Apabila digunakan sebagai tanda
pengenal, lambang tersebut harus dalam ukuran kecil, berfungsi pula
untuk mengingatkan bahwa institusi di atas bekerja sesuai dengan
prinsip-prinsip dasar gerakan. Pemakaian lambang sebagai tanda pengenal juga
menunjukkan bahwa seseorang, sebuah kendaraan atau bangunan berkaitan dengan
gerakan. Untuk itu, gerakan secara organisasi dapat mengatur secara teknis
penggunaan. Tanda pengenal misalnya dalam bangunan, seragam yang kita gunakan,
kendaraan, dan masih banyak lagi. Penggunaan lambang sebagai tanda pengenal pun
harus didasarkan pada UU nasional mengenai lambang untuk perhimpunan
nasionalnya.
Apabia lambang digunakan
sebagai tanda pelindung. Lambang tersebut harus menimbulkan sebuah
reaksi otomatis untuk menahan diri dan menghormati di antara kombatan. Lambang
harus selalu ditampakkan dalam bentuknya yang asli. Dengan kata lain, tidak
boleh ada satupun yang ditambahkan padanya, baik terhadap Palang Merah, Bulan
Sabit Merah ataupun pada dasarnya yang putih. Karena lambang tersebut harus
dapat dikenali dari jarak sejauh mungkin, ukurannya harus besar, yaitu sebesar
yang diperlukan dalam situasi perang. Lambang ini menandakan adanya
perlindungan bagi :
Ø Personel medis dan keagamaan
angkatan bersenjata.
Ø Unit dan fasilitas medis
angkatan bersenjata.
Ø Unit dan transportasi medis
perhimpunan nasional apabila digunakan sebagai perbantuan terhadap pelayanan
medis angkatan bersenjata.
Ø Peralatan medis.
Penyalahgunaan Lambang
Setiap Negara peserta
konvensi Jenewa memiliki kewajiban membuat peraturan atau UU untuk mencegah dan
mengurangi penyalahgunaan lambang. Negara secara khusus harus mengesahkan suatu
peraturan untuk melindungi Lambang Palang Merah dan Bulan Sabit Merah. Dengan
demikian, pemakaian Lambang yang tidak diperbolehkan oleh Konvensi Jenewa dan
protocol tambahan merupakan pelanggaran hukum. Bentuk-bentuk penyalahgunaan
lambang yaitu :
o Peniruan (imitation)
Penggunaan
tanda-tanda yang dapat disalahartikan sebagai Lambang Palang Merah dan bulan sabit
merah (misalnya warna dan bentuk yang mirip). Biasanya digunakan untuk tujuan
komersial.
o Penggunaan yang tidak tepat (usurpation)
Penggunaan
lambang palang merah dan bulan sabit oleh kelompok atau perseorangan
(perusahaan komersial, organisai non-pemerintah, dokter swasta, apoteker, dsb)

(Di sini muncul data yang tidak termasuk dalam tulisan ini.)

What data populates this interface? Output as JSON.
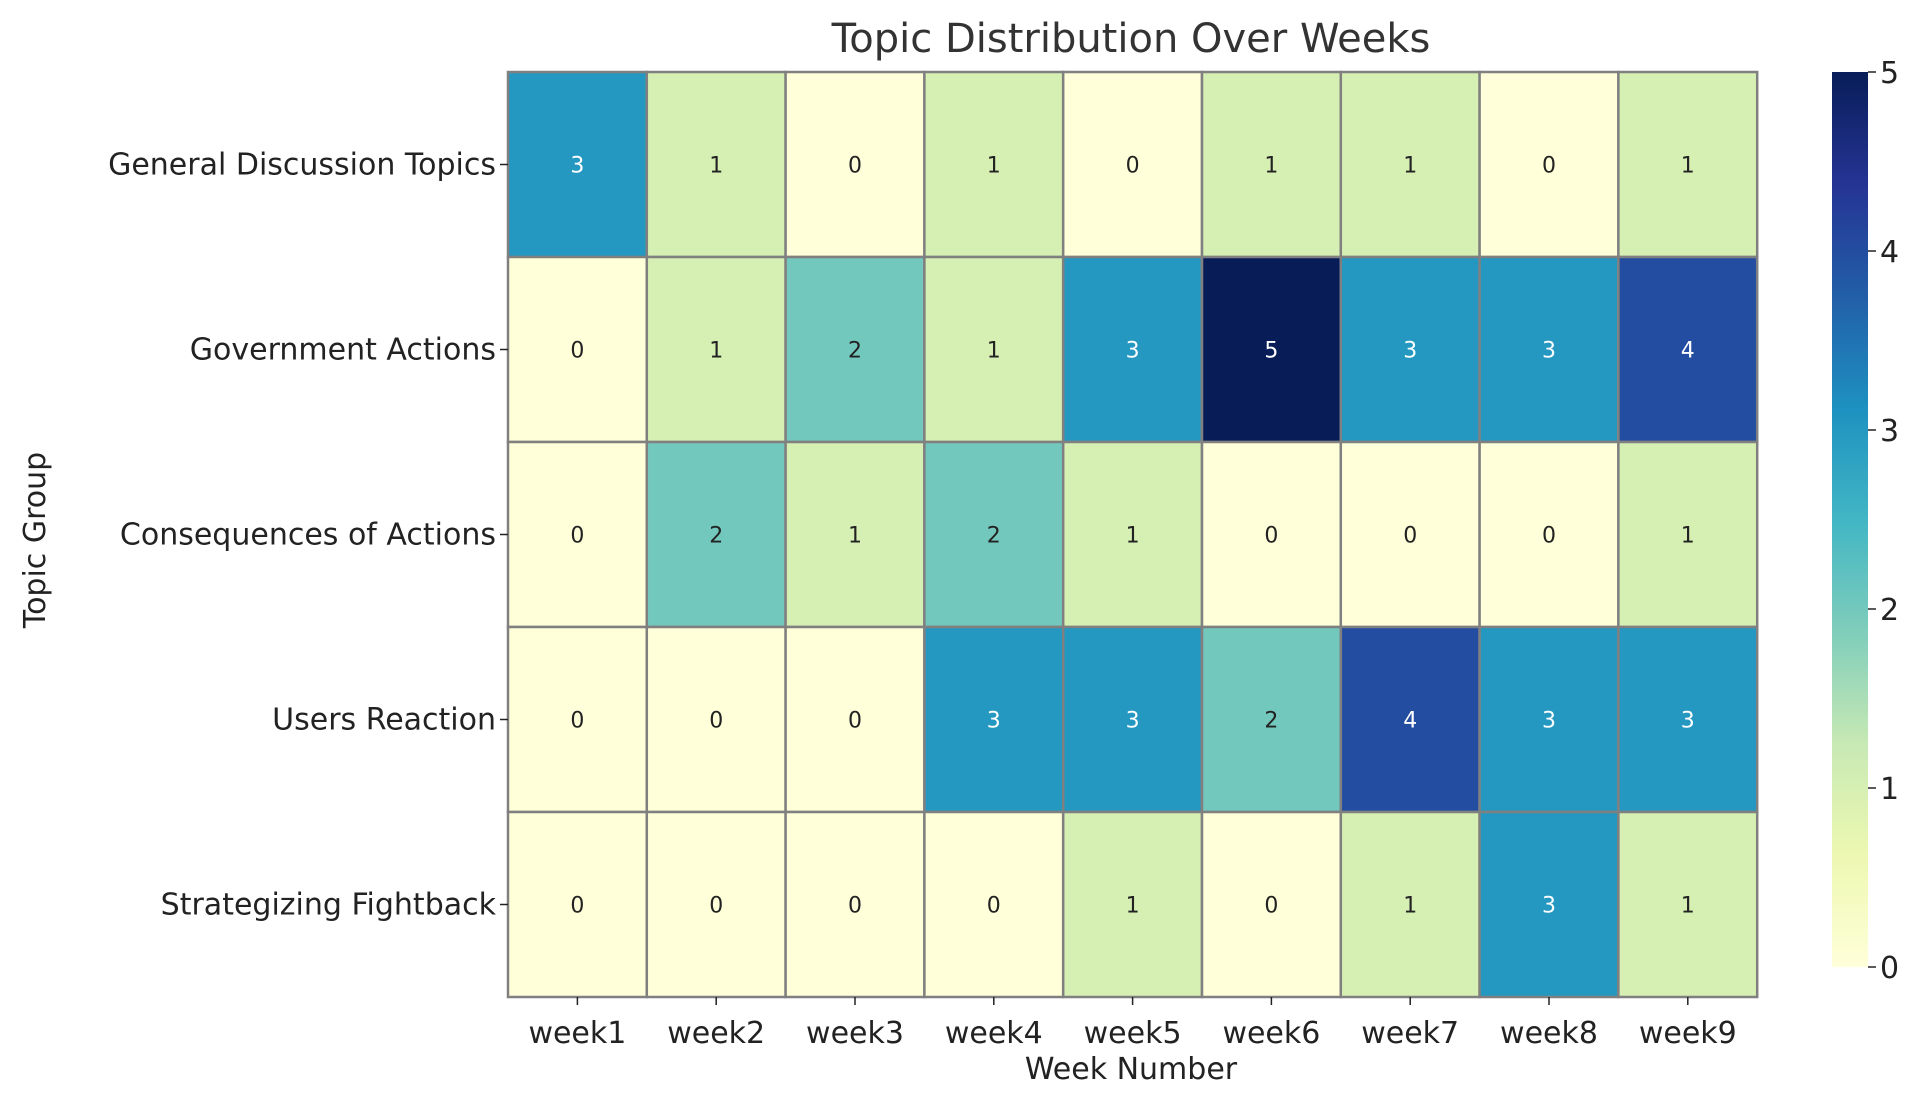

atau penggunaan lambang oleh orang yang berhak namun digunakan untuk tujuan
yang tidak sesuai dengan prinsip-prinsip dasar gerakan (missal : seseorang yang
berhak menggunakan lambang namun menggunakannya untuk dapat melewati batas
Negara dengan lebih mudah pada saat itu sedang tugas).
o Penggunaan yang melanggar ketentuan atau pelanggaran berat (perfidy or grave misuse)
Penggunaan
lambang palang merah dan bulan sabit merah dalam masa perang untuk melindungi
kombatan bersenjata atau perlengkapan militer (missal ambulans atau helicopter
ditandai dengan bendera palang merah) dianggap sebagai kejahatan perang.